Weird timeouts, not sure if I've set the right threshholds

It is proxying (basically just load balancing) to 3 upstream nginx
webservers which do FastCGI/PHP/normal static files.

I get a lot of “upstream timed out” errors and I can’t determine why
exactly. Perhaps my buffers are too high, too low, timeouts are too
high, too low? I bumped up the timeouts on my proxy machine higher
than I normally would set so it wouldn’t timeout as often but it still
does. All the machines are quad-core xeons with 4GB RAM, SATA2 disks,
dedicated to web/fastcgi/php, all connected via a private gigabit
VLAN… the files are hosted on NFS, but I’m not seeing any errors
related to that in logs either…

nginx PROXY:

user www-data www-data;
worker_processes 4;
worker_cpu_affinity 0001 0010 0100 1000;
working_directory /var/run;
error_log /var/log/nginx/error.log error;
pid /var/run/nginx.pid;

events {
worker_connections 1024;
}

http {
upstream webservers {
server web01:80;
server web02:80;
server web03:80;
}
include /etc/nginx/mime.types;
default_type application/octet-stream;
sendfile on;
tcp_nopush on;
tcp_nodelay on;
client_max_body_size 100m;
client_header_buffer_size 8k;
large_client_header_buffers 12 6k;
keepalive_timeout 5;
gzip on;
gzip_static on;
gzip_proxied any;
gzip_min_length 1100;
#gzip_http_version 1.0;
gzip_comp_level 2;
gzip_types text/plain text/html text/css application/x-javascript
text/xml application/xml application/xml+rss
gzip_disable “MSIE [1-6].”;
gzip_vary on;
server_names_hash_max_size 4096;
server_names_hash_bucket_size 128;
server {
listen 80;
access_log off;
location / {
proxy_pass http://mikehost;
proxy_next_upstream error timeout http_500 http_503
invalid_header;
proxy_max_temp_file_size 0;
proxy_read_timeout 50;
proxy_connect_timeout 30;
proxy_set_header Host $host;
proxy_set_header X-Real-IP $remote_addr;
proxy_ignore_client_abort on;
}
}
}

nginx WEBSERVERS:

user www-data www-data;
worker_processes 4;
worker_cpu_affinity 0001 0010 0100 1000;
working_directory /var/run;
error_log /var/log/nginx/error.log debug;
pid /var/run/nginx.pid;

events {
worker_connections 1024;
}

http {
include /etc/nginx/mime.types;
default_type application/octet-stream;

set_real_ip_from 10.13.5.16;
access_log off;
sendfile on;
tcp_nopush on;
tcp_nodelay on;
client_max_body_size 100m;
client_header_buffer_size 8k;
large_client_header_buffers 12 6k;
keepalive_timeout  5;
server_tokens off;
gzip off;
gzip_static off;
server_names_hash_max_size 4096;
server_names_hash_bucket_size 128;

then an example vhost block

server {
listen 80;
server_name michaelshadle.com www.michaelshadle.com;
index index.php;
root /home/mike/web/michaelshadle.com/;
location ~ .php {
include /etc/nginx/fastcgi.conf;
fastcgi_pass 127.0.0.1:11000;
fastcgi_index index.php;
}
if (!-e $request_filename) {
rewrite ^(.+)$ /wordpress/index.php?q=$1 last;
}
}

Any thoughts?
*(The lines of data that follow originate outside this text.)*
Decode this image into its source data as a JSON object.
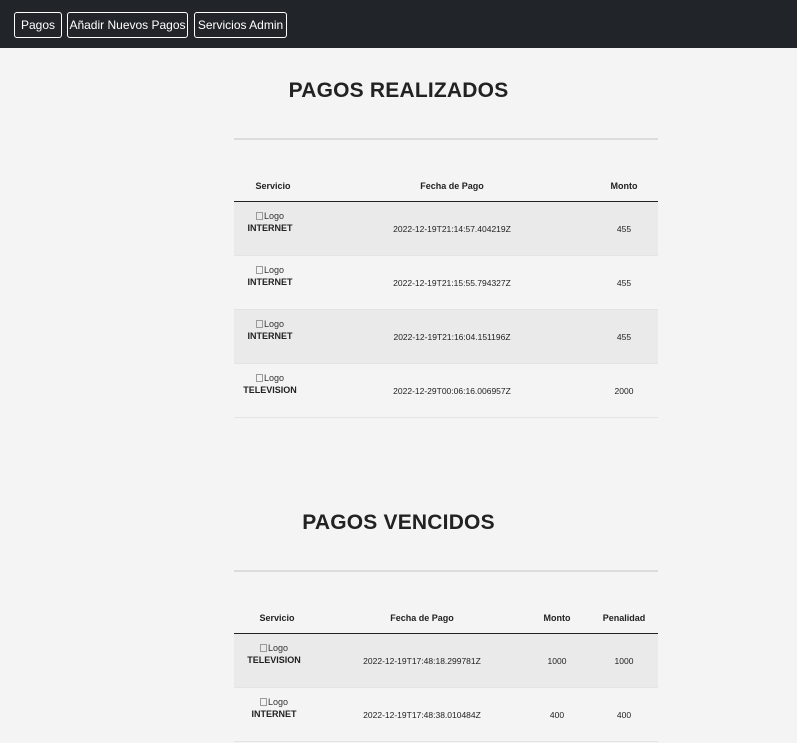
{
  "nav": {
    "pagos": "Pagos",
    "anadir": "Añadir Nuevos Pagos",
    "servicios_admin": "Servicios Admin"
  },
  "realizados": {
    "title": "PAGOS REALIZADOS",
    "headers": {
      "servicio": "Servicio",
      "fecha": "Fecha de Pago",
      "monto": "Monto"
    },
    "rows": [
      {
        "logo_alt": "Logo",
        "service": "INTERNET",
        "date": "2022-12-19T21:14:57.404219Z",
        "amount": "455"
      },
      {
        "logo_alt": "Logo",
        "service": "INTERNET",
        "date": "2022-12-19T21:15:55.794327Z",
        "amount": "455"
      },
      {
        "logo_alt": "Logo",
        "service": "INTERNET",
        "date": "2022-12-19T21:16:04.151196Z",
        "amount": "455"
      },
      {
        "logo_alt": "Logo",
        "service": "TELEVISION",
        "date": "2022-12-29T00:06:16.006957Z",
        "amount": "2000"
      }
    ]
  },
  "vencidos": {
    "title": "PAGOS VENCIDOS",
    "headers": {
      "servicio": "Servicio",
      "fecha": "Fecha de Pago",
      "monto": "Monto",
      "penalidad": "Penalidad"
    },
    "rows": [
      {
        "logo_alt": "Logo",
        "service": "TELEVISION",
        "date": "2022-12-19T17:48:18.299781Z",
        "amount": "1000",
        "penalty": "1000"
      },
      {
        "logo_alt": "Logo",
        "service": "INTERNET",
        "date": "2022-12-19T17:48:38.010484Z",
        "amount": "400",
        "penalty": "400"
      }
    ]
  }
}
Would turning off some buffers on the proxy make it
better, or would turning off buffering on the webservers make it
better? Not quite sure here where the best place would be to change
(if anywhere…)

Thanks…

On Wed, Apr 30, 2008 at 09:37:09PM -0700, mike wrote:

related to that in logs either…
The timeout errors have a “while …” string that describes conditions,
when the error has happened.

worker_connections  1024;
sendfile on;
#gzip_http_version 1.0;
    location / {

}

set_real_ip_from 10.13.5.16;
gzip_static off;
    include /etc/nginx/fastcgi.conf;
    fastcgi_pass 127.0.0.1:11000;
    fastcgi_index index.php;
}
if (!-e $request_filename) {
    rewrite ^(.+)$ /wordpress/index.php?q=$1 last;
}

Instead of this “if” it’s better to use:

  location / {
      error_page  404  = //wordpress/index.php?q=$uri;
  }

}

Any thoughts? Would turning off some buffers on the proxy make it
better, or would turning off buffering on the webservers make it
better? Not quite sure here where the best place would be to change
(if anywhere…)

The timeout errors has no relation to buffers. These errors usually
means that backends are too slow.

On 4/30/08, Igor S. [email protected] wrote:

The timeout errors has no relation to buffers. These errors usually
means that backends are too slow.

What should I look at then to speed them up?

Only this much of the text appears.